Joseph O'Neill's story of his two grandfathers, one Irish, the
other Turkish, moves between West Cork and Mersin, a port in
south-east Turkey. He knew from the age of ten that both were
imprisoned by the British during the Second World War, but it was
not until he was 30 that he was driven to find out more about the
historical and political circumstances surrounding their
imprisonment. Born in Cork, educated in Holland and England, and
now a barrister living in New York and London, he says it was a
writer's curiosity which finally pushed him into this obsession
with the family history. As a child O'Neill spent holidays in
Mersin with his maternal grandmother, and it is to there that he
returns to find out from her about Joseph Dakad, her husband, a
Christian Turk, who was arrested as a spy on the Turkish-Syrian
border after a business trip to Jerusalem to buy two hundred tonnes
of lemons for re-sale in Turkey. The account of Joseph Dakad's
journey and the horrific details of his time in captivity are from
his written testimony, re-discovered by O'Neill in 1995 and
translated from the Turkish by his aunt. The family continued to
run the Toros Hotel in Mersin where O'Neill's father stayed in the
1960s while working in Turkey, when he met and subsequently married
young Georgette Dakad - thus the Irish/Turkish connection. Jim
O'Neill, the author's paternal grandfather, was a republican living
in Cork city. It is from his widow, the other grandmother, that
O'Neill learns about the background to her husband's arrest in 1940
and the true story of the notorious murder of Vice-Admiral
Somerville in West Cork in 1936. This is a very honest account - 'I
found myself in a state of shocked, almost angry clarity, as if
these revelations of Cork's past, which were so tangled with my
family's past, formed a recovered memory of something I'd concealed
from myself', and illustrated with humorous and painful anecdotes.

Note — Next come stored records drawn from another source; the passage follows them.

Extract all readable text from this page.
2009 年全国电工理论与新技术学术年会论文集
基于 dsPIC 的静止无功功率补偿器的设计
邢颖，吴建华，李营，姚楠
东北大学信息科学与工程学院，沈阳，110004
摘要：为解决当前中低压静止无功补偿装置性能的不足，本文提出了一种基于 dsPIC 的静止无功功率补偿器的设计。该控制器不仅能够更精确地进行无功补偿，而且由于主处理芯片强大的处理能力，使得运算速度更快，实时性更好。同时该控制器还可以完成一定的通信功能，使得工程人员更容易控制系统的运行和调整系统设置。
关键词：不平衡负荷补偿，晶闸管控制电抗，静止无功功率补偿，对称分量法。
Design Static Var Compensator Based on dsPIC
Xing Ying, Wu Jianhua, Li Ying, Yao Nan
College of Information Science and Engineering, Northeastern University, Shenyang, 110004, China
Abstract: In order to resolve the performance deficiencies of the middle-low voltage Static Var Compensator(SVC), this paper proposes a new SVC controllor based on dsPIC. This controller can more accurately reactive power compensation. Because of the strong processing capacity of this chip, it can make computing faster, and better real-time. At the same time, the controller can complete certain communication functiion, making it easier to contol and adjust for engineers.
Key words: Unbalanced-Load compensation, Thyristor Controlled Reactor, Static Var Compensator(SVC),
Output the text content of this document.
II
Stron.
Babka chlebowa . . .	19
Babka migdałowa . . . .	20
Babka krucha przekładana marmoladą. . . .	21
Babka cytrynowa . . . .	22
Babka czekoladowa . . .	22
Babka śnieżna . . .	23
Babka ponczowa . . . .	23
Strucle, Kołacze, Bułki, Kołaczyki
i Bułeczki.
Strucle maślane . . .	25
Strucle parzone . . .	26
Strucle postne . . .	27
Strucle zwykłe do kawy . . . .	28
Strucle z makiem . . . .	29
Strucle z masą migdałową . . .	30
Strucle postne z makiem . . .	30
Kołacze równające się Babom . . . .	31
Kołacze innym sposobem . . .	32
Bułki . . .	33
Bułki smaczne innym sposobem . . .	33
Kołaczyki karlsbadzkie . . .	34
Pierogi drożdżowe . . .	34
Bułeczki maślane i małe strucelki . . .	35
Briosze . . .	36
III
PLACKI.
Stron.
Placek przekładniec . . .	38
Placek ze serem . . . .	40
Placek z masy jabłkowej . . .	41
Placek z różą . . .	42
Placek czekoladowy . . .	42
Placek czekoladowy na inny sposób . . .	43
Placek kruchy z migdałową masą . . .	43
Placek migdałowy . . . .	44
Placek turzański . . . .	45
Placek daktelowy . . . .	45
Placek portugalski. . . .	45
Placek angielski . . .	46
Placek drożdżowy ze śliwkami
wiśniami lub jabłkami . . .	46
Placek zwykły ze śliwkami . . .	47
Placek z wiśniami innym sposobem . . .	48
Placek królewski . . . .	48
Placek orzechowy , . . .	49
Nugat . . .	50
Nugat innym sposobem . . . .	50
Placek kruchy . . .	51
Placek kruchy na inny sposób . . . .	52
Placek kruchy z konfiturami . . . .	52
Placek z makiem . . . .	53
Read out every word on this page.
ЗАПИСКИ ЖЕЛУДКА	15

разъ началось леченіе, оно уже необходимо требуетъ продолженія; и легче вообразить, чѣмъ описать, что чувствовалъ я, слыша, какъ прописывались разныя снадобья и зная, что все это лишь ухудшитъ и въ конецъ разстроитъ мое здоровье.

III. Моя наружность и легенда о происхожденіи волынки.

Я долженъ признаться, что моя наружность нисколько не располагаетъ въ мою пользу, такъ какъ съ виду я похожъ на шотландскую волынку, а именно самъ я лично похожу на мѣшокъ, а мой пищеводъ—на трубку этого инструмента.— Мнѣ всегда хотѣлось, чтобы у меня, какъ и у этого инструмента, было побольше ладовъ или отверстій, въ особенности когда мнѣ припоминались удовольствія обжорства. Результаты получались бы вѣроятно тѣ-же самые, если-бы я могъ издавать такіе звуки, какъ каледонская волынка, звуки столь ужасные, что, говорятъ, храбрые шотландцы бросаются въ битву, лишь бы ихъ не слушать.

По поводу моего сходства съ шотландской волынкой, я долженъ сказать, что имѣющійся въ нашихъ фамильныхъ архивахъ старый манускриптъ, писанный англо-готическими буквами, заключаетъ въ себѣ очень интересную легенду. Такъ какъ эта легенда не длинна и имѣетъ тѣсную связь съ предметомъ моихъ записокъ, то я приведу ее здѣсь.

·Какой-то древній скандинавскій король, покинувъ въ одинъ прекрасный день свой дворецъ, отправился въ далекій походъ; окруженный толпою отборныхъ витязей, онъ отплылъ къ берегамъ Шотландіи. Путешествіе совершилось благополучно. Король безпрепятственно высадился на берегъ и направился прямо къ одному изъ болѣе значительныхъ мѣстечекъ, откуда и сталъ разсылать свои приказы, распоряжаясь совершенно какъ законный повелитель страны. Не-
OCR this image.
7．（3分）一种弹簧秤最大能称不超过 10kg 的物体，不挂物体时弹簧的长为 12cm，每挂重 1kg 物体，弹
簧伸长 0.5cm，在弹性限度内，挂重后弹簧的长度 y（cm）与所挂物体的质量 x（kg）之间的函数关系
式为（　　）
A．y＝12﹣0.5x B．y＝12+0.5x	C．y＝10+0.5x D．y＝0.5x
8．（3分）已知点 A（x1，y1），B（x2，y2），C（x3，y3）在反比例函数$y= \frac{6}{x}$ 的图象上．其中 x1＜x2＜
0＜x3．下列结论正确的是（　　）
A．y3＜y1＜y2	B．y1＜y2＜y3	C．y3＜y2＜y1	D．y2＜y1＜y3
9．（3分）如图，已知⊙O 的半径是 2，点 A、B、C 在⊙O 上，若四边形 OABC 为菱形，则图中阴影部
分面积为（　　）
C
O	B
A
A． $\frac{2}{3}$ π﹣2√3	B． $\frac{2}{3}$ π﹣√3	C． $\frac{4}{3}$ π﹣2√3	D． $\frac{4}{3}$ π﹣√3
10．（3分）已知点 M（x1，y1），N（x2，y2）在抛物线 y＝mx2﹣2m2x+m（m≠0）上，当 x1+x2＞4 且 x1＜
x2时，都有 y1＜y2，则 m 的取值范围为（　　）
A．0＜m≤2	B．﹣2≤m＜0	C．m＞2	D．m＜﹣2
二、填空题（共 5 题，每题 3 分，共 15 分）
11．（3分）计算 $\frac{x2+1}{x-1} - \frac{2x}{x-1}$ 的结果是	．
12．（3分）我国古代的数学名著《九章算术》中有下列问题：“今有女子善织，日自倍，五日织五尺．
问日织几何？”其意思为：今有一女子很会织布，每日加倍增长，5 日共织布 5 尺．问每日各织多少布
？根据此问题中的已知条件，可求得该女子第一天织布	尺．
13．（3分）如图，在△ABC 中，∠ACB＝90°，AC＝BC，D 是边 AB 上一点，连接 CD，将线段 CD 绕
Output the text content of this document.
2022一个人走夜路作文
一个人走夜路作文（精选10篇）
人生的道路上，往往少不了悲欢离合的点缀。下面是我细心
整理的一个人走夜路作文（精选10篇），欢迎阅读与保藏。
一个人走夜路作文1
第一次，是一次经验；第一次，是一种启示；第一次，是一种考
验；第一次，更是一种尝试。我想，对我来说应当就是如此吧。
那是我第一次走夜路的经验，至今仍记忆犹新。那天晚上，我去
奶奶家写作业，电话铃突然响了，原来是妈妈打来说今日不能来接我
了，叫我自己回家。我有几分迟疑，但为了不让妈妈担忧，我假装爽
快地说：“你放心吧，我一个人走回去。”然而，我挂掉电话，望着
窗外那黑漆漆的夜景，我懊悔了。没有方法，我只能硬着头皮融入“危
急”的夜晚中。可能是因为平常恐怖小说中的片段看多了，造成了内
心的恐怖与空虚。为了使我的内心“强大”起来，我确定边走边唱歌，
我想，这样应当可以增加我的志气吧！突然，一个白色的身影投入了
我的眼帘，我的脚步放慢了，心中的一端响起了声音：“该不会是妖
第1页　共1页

He learns of his grandfather's time at the Curragh - the old
internment camp - from his Irish grandmother, and visits other
family members and the Curragh Military Museum. In the epilogue he
finally appears to come to terms with his findings. This is a
fascinating and moving account of political commitment, and its
effect on a family through the generations. (Kirkus UK)
In this story of a family and its place in history, Joseph O'Neill
reconstructs the fate of two men he never met and who never met
each other, but who have had a profound effect on his life. His
Turkish and Irish grandfathers, Joseph Dakad and James O'Neill,
were both vigorous and strong-willed men, patriarchs and
visionaries. And they were each imprisoned, one in Palestine and
the other in Ireland, during World War II. The Turkish hotelier and
entrepreneur was suspected by the British of being a spy for the
Germans, and left a vertiginous testament of his experiences in
colonial jails. The Irish labourer and poacher was a dedicated IRA
man in Cork, an area where memories of the Black and Tan war were
recent and bitter. In retracing their lives, their grandson writes
about the sunlit world of provincial Turkey, and the fierce
passions of rural Southern Ireland. The secrets he uncovers are
haunting and tragic, and resonate in him and his family. He
explores the different meanings of a passionate commitment, and how
compelling and dangerous they can be.